Readers online had a lot to say.
“You can bring these animals back physically, but many animal species also have culture and cultural evolution,” reader Greg wrote. “How are we to resurrect that?”
Whether some animals have culture is hotly debated. Another reader agreed that resurrected species’ behaviors should be considered. “But that could be something that emerges naturally as they interact with the environment,” MJF Images wrote. “These animals would not be the same as those that went extinct,” and may have different behaviors.
Reader John Turner noted that some breeding programs for endangered species already account for environment. For example, conservationists have reared endangered California condors using condorlike hand puppets and minimal human contact, Turner wrote. To resurrect the woolly mammoth, “we shall require numerous copies of the Mr.
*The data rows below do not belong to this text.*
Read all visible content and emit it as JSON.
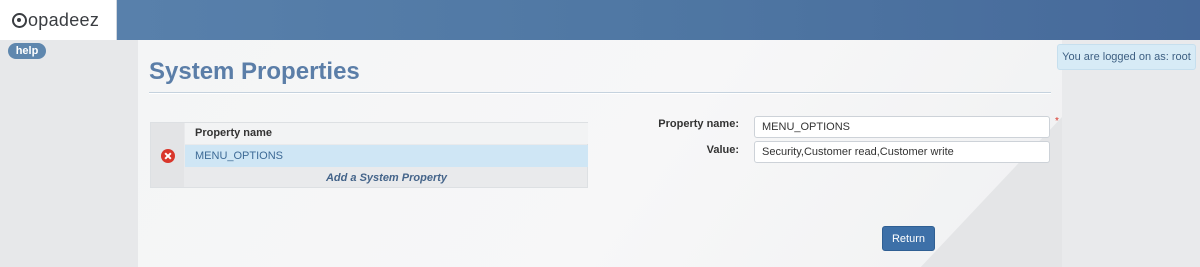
{
  "app": {
    "logo_text": "opadeez",
    "help_label": "help",
    "login_status": "You are logged on as: root"
  },
  "page": {
    "title": "System Properties"
  },
  "properties_table": {
    "column_header": "Property name",
    "rows": [
      {
        "name": "MENU_OPTIONS",
        "delete_icon": "delete-icon",
        "selected": true
      }
    ],
    "add_label": "Add a System Property"
  },
  "form": {
    "property_name_label": "Property name:",
    "property_name_value": "MENU_OPTIONS",
    "value_label": "Value:",
    "value_value": "Security,Customer read,Customer write",
    "required_marker": "*",
    "return_label": "Return"
  },
  "colors": {
    "header_blue": "#4f77a3",
    "title_blue": "#5b7ea8",
    "selected_row": "#cfe6f5",
    "delete_red": "#d9362b",
    "button_blue": "#3d70a8"
  }
}
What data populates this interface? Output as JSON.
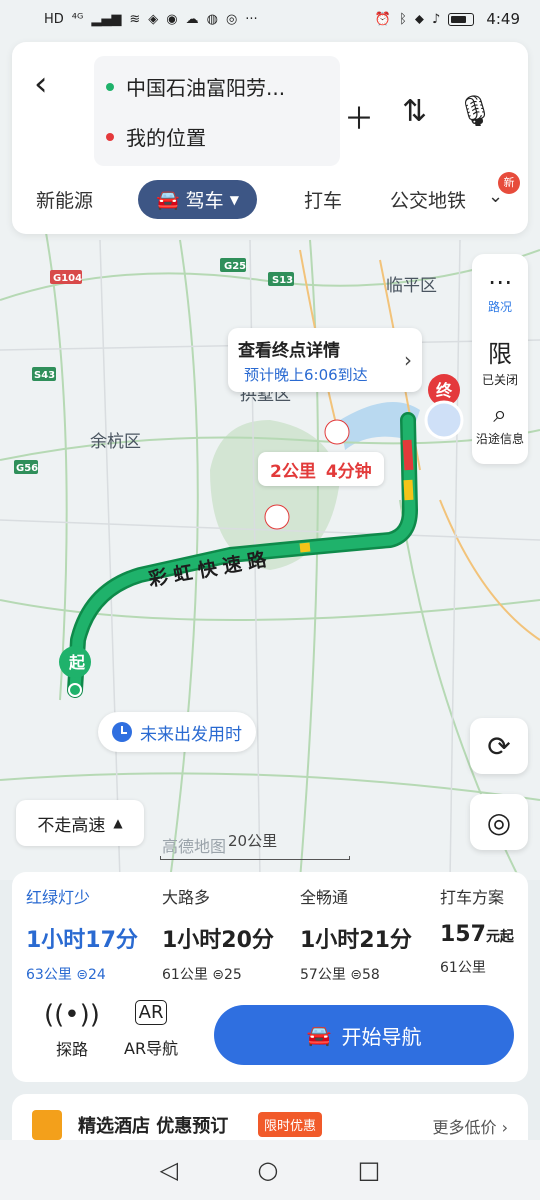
{
  "status_bar": {
    "left_icons": [
      "HD",
      "4G",
      "signal-icon",
      "wifi-icon",
      "shield-icon",
      "person-icon",
      "cloud-icon",
      "app-icon",
      "app-icon",
      "more-icon"
    ],
    "time": "4:49"
  },
  "search": {
    "from": "中国石油富阳劳...",
    "to": "我的位置"
  },
  "tabs": [
    {
      "label": "新能源"
    },
    {
      "label": "驾车",
      "active": true
    },
    {
      "label": "打车"
    },
    {
      "label": "公交地铁"
    }
  ],
  "new_badge": "新",
  "side_tools": {
    "traffic": "路况",
    "restrict_icon": "限",
    "restrict": "已关闭",
    "along_route": "沿途信息"
  },
  "map": {
    "labels": {
      "g104": "G104",
      "g25": "G25",
      "s13": "S13",
      "s43": "S43",
      "g56": "G56",
      "linping": "临平区",
      "yuhang": "余杭区",
      "gongshu": "拱墅区",
      "road_name": "彩虹快速路",
      "start_mark": "起",
      "end_mark": "终"
    },
    "dest_bubble_title": "查看终点详情",
    "dest_bubble_eta": "预计晚上6:06到达",
    "route_distance": "2公里",
    "route_time": "4分钟",
    "future_departure": "未来出发用时",
    "no_highway": "不走高速",
    "scale": "20公里",
    "watermark": "高德地图"
  },
  "options": [
    {
      "name": "红绿灯少",
      "duration": "1小时17分",
      "distance": "63公里",
      "lights": "24",
      "selected": true
    },
    {
      "name": "大路多",
      "duration": "1小时20分",
      "distance": "61公里",
      "lights": "25"
    },
    {
      "name": "全畅通",
      "duration": "1小时21分",
      "distance": "57公里",
      "lights": "58"
    },
    {
      "name": "打车方案",
      "price": "157",
      "price_unit": "元起",
      "distance": "61公里"
    }
  ],
  "panel_tools": {
    "explore": "探路",
    "ar": "AR导航",
    "start": "开始导航"
  },
  "hotel": {
    "title": "精选酒店 优惠预订",
    "tag": "限时优惠",
    "more": "更多低价"
  },
  "colors": {
    "accent": "#2f6fe0",
    "route_green": "#1fb26b",
    "route_border": "#0e8a4a",
    "tab_active": "#3d5685"
  }
}
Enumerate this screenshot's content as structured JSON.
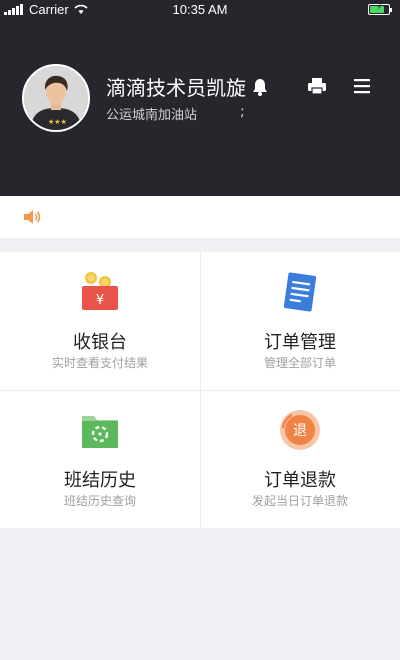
{
  "status_bar": {
    "carrier": "Carrier",
    "time": "10:35 AM",
    "battery_level": 0.75,
    "battery_color": "#4cd964"
  },
  "profile": {
    "name": "滴滴技术员凯旋",
    "station": "公运城南加油站",
    "extra_mark": ";"
  },
  "header_icons": [
    "bell-icon",
    "printer-icon",
    "menu-icon"
  ],
  "notice": {
    "icon": "speaker-icon",
    "text": ""
  },
  "tiles": [
    {
      "title": "收银台",
      "subtitle": "实时查看支付结果",
      "icon": "cashier-icon"
    },
    {
      "title": "订单管理",
      "subtitle": "管理全部订单",
      "icon": "order-doc-icon"
    },
    {
      "title": "班结历史",
      "subtitle": "班结历史查询",
      "icon": "shift-history-icon"
    },
    {
      "title": "订单退款",
      "subtitle": "发起当日订单退款",
      "icon": "refund-icon"
    }
  ],
  "colors": {
    "header_bg": "#25272c",
    "page_bg": "#f0f1f5",
    "accent_orange": "#f39a4d",
    "cashier_red": "#e9544a",
    "order_blue": "#3b7ddd",
    "history_green": "#5cb85c"
  }
}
Snuffleupagus costume,” he joked.
Corrections
In “50 years ago, engineers tried catching commercial planes in nets” (SN: 10/28/17, p. 4), the description of the nets used in airplane arresting systems in 1931 is incorrect. The nets were not made of nylon until after the material was invented in 1935. Instead, the nets were most likely made of canvas.
The photo of the whiptail lizard featured in “Defining ‘species’ is a fuzzy art” (SN: 11/11/17, p. 22) should have been credited to Roger Shaw.